The market is dominated by Japan-based Recruit Holdings, which owns the job sites Indeed, Advantage and Ains Partner. ZipRecruiter places 14th worldwide in terms of revenue, according to Staffing Industry Analysts, and fifth in the U.S. for monthly traffic, according to researcher comScore Media Metrix. It estimates Zip had 10.3 million visitors in June 2016, up 17% in a year.

"There is a $1 trillion opportunity trapped inside there, in the U.S. alone,” says Siegel.  “Because 5 million businesses are spending almost no money on recruiting. The recent acquisition of LinkedIn by Microsoft for $26 billion) proves that the hiring industry isn’t slowing down in any sense.”

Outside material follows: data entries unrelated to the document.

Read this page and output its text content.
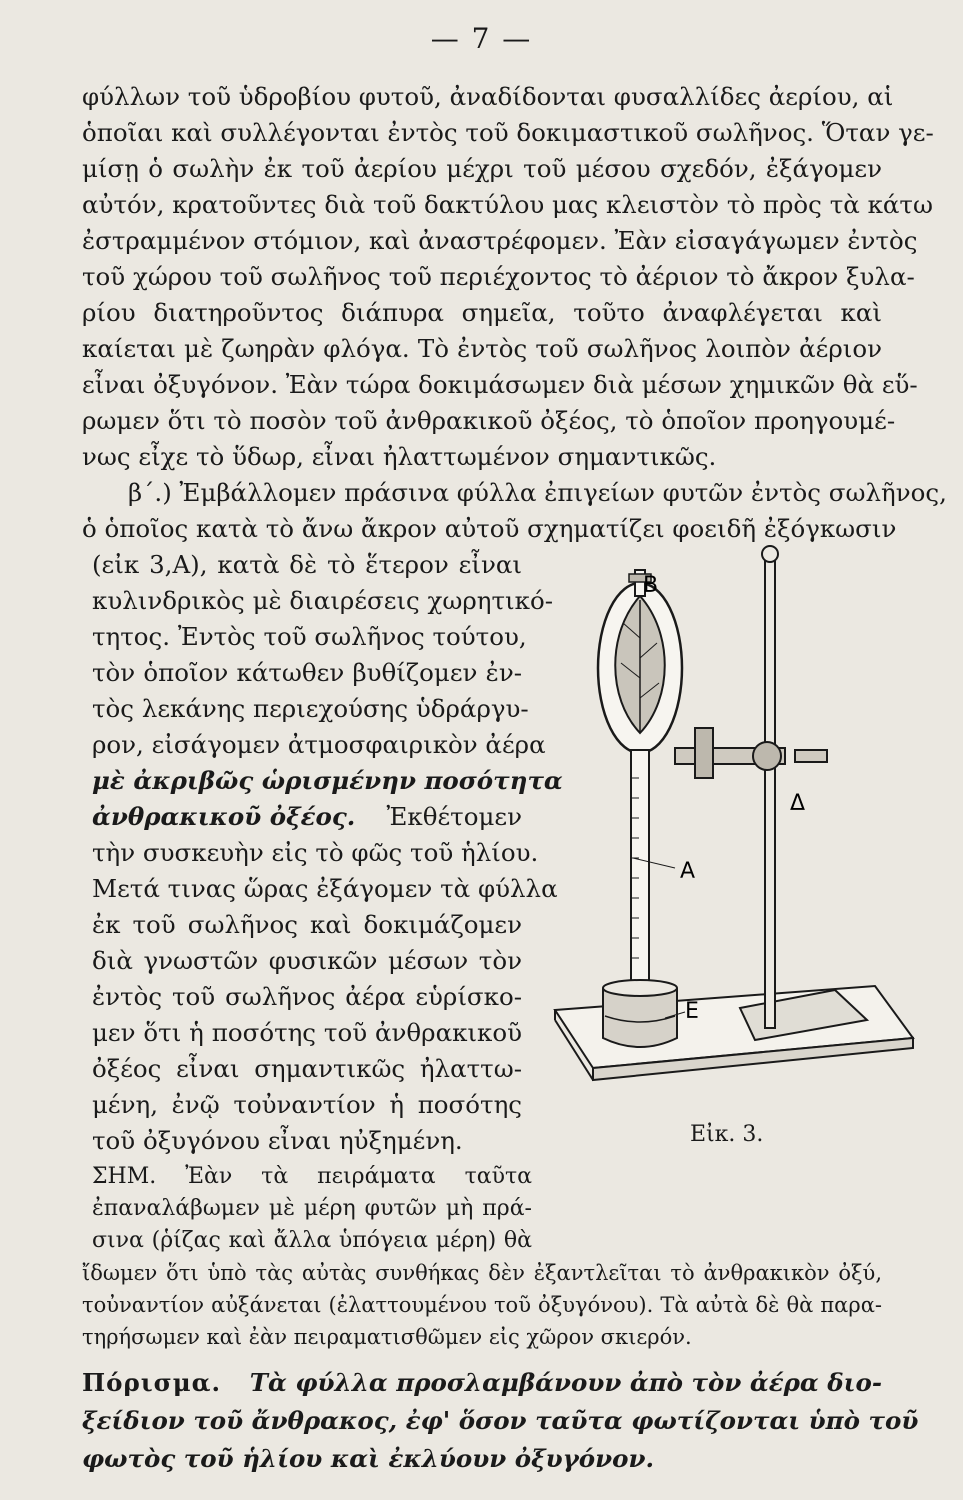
— 7 —
φύλλων τοῦ ὑδροβίου φυτοῦ, ἀναδίδονται φυσαλλίδες ἀερίου, αἱ
ὁποῖαι καὶ συλλέγονται ἐντὸς τοῦ δοκιμαστικοῦ σωλῆνος. Ὅταν γε-
μίσῃ ὁ σωλὴν ἐκ τοῦ ἀερίου μέχρι τοῦ μέσου σχεδόν, ἐξάγομεν
αὐτόν, κρατοῦντες διὰ τοῦ δακτύλου μας κλειστὸν τὸ πρὸς τὰ κάτω
ἐστραμμένον στόμιον, καὶ ἀναστρέφομεν. Ἐὰν εἰσαγάγωμεν ἐντὸς
τοῦ χώρου τοῦ σωλῆνος τοῦ περιέχοντος τὸ ἀέριον τὸ ἄκρον ξυλα-
ρίου διατηροῦντος διάπυρα σημεῖα, τοῦτο ἀναφλέγεται καὶ
καίεται μὲ ζωηρὰν φλόγα. Τὸ ἐντὸς τοῦ σωλῆνος λοιπὸν ἀέριον
εἶναι ὀξυγόνον. Ἐὰν τώρα δοκιμάσωμεν διὰ μέσων χημικῶν θὰ εὕ-
ρωμεν ὅτι τὸ ποσὸν τοῦ ἀνθρακικοῦ ὀξέος, τὸ ὁποῖον προηγουμέ-
νως εἶχε τὸ ὕδωρ, εἶναι ἠλαττωμένον σημαντικῶς.
β΄.) Ἐμβάλλομεν πράσινα φύλλα ἐπιγείων φυτῶν ἐντὸς σωλῆνος,
ὁ ὁποῖος κατὰ τὸ ἄνω ἄκρον αὐτοῦ σχηματίζει φοειδῆ ἐξόγκωσιν
(εἰκ 3,Α), κατὰ δὲ τὸ ἕτερον εἶναι
κυλινδρικὸς μὲ διαιρέσεις χωρητικό-
τητος. Ἐντὸς τοῦ σωλῆνος τούτου,
τὸν ὁποῖον κάτωθεν βυθίζομεν ἐν-
τὸς λεκάνης περιεχούσης ὑδράργυ-
ρον, εἰσάγομεν ἀτμοσφαιρικὸν ἀέρα
μὲ ἀκριβῶς ὡρισμένην ποσότητα
ἀνθρακικοῦ ὀξέος. Ἐκθέτομεν
τὴν συσκευὴν εἰς τὸ φῶς τοῦ ἡλίου.
Μετά τινας ὥρας ἐξάγομεν τὰ φύλλα
ἐκ τοῦ σωλῆνος καὶ δοκιμάζομεν
διὰ γνωστῶν φυσικῶν μέσων τὸν
ἐντὸς τοῦ σωλῆνος ἀέρα εὑρίσκο-
μεν ὅτι ἡ ποσότης τοῦ ἀνθρακικοῦ
ὀξέος εἶναι σημαντικῶς ἠλαττω-
μένη, ἐνῷ τοὐναντίον ἡ ποσότης
τοῦ ὀξυγόνου εἶναι ηὐξημένη.
ΣΗΜ. Ἐὰν τὰ πειράματα ταῦτα
ἐπαναλάβωμεν μὲ μέρη φυτῶν μὴ πρά-
σινα (ῥίζας καὶ ἄλλα ὑπόγεια μέρη) θὰ
ἴδωμεν ὅτι ὑπὸ τὰς αὐτὰς συνθήκας δὲν ἐξαντλεῖται τὸ ἀνθρακικὸν ὀξύ,
τοὐναντίον αὐξάνεται (ἐλαττουμένου τοῦ ὀξυγόνου). Τὰ αὐτὰ δὲ θὰ παρα-
τηρήσωμεν καὶ ἐὰν πειραματισθῶμεν εἰς χῶρον σκιερόν.
Πόρισμα. Τὰ φύλλα προσλαμβάνουν ἀπὸ τὸν ἀέρα διο-
ξείδιον τοῦ ἄνθρακος, ἐφ' ὅσον ταῦτα φωτίζονται ὑπὸ τοῦ
φωτὸς τοῦ ἡλίου καὶ ἐκλύουν ὀξυγόνον.
Β
Α
Ε
Δ
Εἰκ. 3.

LinkedIn is primarily thought of as a social network for enterprise, but has also quietly become a major site for finding white collar jobs. It charges seekers a $29.99 monthly subscription for a more advanced search (some posts are free) and employers $399 a month. .

Zip has a different model. It charges employers but offers seekers access to its 6 million postings for free. These include all available online postings, mostly aimed at folks who work at small to medium businesses, but also has 300,000 to 400,000 of its own postings, which it then shares on other services as well.

With so many sites having so many of the same listings, what makes Zip unique?

"We’re more of a curation than a search experience," says Siegel. "We have all the information, and the resumes—we know what jobs you should be looking for—and we tell you."

Now employing 400 people, Zip was formed by Siegel, Will Redd, Joe Edmonds and Ward Poulos over a coffee table in 2010.

ZipRecruiter CEO Ian Siegel

“We had no idea when we started that we’d appeal to such a broad audience,” says Siegel. “When we first built it, we thought we were just building a solution for employers,” but then job seekers started using the site. “We track north of 1 million hires a year through our service,” he says.

The company is backed mostly by Institutional Venture Partners, which has invested $63 million in Zip.

ZipRecruiter CEO Ian Siegel

Siegel's goal is to get to the point where with machine learning, the Zip computers can select the job and get it out to the perfect applicant, without him or her requesting it. He hopes to get closer to that goal by 2017, he says.

“The future of job search is to remove the word search,” says Siegel. “It will be curation.”